Under the prioritized areas, ‘empowerment’ has been sectioned in education, training, employment, self-entrepreneurship and ICT. The political empowerment of youth and their participation in decision-making are somehow ignored. It is inevitably the political empowerment of youth which could be a multiplier factor in ensuring good governance and building a just society. Till now, the policy is confined to the civic participation of youth within good governance. Whether secondary level students elect their representative through an institutionalized mechanism in Bangladesh, the tertiary level educational institutes present a dysfunctional students’ council.
The draft policy has incorporated a contested issue like genetically modified crops, which should be proscribed from the policy. Ministry of Foreign Affairs has proposed to incorporate International Humanitarian Law (IHL), which is not applicable for youth in general. As IHL, also known as Laws of Armed Conflict, promoted by International Committee of the Red Cross, is much more devised for military personnel to follow certain norms during an international armed conflict.

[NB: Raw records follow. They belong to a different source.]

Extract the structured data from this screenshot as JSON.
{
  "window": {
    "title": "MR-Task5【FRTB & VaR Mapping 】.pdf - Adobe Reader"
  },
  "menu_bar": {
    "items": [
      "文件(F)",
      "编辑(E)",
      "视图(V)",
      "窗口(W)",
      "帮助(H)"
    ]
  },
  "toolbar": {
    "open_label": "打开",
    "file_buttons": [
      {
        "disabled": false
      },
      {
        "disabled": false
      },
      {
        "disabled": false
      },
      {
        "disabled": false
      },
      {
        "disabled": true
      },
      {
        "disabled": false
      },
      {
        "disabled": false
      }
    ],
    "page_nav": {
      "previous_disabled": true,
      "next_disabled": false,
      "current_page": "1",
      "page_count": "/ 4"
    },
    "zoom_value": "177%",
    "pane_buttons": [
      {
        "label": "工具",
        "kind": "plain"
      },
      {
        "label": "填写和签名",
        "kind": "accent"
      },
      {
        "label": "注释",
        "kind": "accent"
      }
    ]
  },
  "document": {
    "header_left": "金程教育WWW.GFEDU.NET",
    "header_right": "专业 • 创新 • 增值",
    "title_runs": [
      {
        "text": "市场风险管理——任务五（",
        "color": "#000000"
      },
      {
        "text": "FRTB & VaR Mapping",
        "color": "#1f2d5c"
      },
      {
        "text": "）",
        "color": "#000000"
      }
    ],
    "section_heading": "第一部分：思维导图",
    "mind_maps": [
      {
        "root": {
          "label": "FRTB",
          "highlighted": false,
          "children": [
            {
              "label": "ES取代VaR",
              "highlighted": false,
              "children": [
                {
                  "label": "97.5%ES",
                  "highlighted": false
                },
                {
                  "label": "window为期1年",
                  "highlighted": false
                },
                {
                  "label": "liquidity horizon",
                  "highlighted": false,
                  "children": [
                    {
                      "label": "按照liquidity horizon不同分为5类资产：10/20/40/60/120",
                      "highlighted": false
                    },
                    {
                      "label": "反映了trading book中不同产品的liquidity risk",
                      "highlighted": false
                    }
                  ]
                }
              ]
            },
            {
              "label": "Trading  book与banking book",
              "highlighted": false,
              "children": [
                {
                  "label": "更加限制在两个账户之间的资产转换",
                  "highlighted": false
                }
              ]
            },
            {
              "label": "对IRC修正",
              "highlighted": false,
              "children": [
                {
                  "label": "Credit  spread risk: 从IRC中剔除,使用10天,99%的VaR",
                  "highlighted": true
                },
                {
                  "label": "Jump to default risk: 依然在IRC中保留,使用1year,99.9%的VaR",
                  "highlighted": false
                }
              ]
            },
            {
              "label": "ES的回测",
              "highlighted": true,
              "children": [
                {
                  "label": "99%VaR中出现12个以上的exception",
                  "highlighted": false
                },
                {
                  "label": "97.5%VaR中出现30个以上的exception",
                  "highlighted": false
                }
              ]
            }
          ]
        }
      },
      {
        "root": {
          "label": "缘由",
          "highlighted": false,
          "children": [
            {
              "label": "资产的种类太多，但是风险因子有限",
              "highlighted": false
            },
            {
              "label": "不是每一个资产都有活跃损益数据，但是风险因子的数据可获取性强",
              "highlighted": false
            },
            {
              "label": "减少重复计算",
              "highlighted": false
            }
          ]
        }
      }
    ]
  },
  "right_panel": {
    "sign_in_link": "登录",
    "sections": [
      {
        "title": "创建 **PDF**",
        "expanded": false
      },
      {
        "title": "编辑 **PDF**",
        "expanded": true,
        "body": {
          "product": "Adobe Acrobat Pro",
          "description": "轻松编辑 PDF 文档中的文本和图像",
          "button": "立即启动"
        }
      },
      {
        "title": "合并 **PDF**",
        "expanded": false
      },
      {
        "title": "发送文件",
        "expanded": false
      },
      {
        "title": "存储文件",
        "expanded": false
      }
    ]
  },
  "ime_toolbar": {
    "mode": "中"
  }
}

Rather attention should be given to train youth on the promotion of universal human rights, existing national laws of the country, prevention of cyber crimes, international crimes.
The policy promotes youth exchange among different countries but this exchange should not be limited to international exchange. An exchange between rural and urban youth would be encouraged to promote national solidarity, brotherhood, cultural integration.
To conclude, youth population as a target group should be entitled to get special attention and priority from different ministries, ministry of youth and sports cannot alone assure an integrated youth development. Ministry of Planning and Ministry of Finance will have to play a lead role in introducing a reform for comprehensive youth development. In addition, proactive engagement of and effective partnership with private sector, youth community, civil society organizations, media are inevitable to sustain the process of youth development.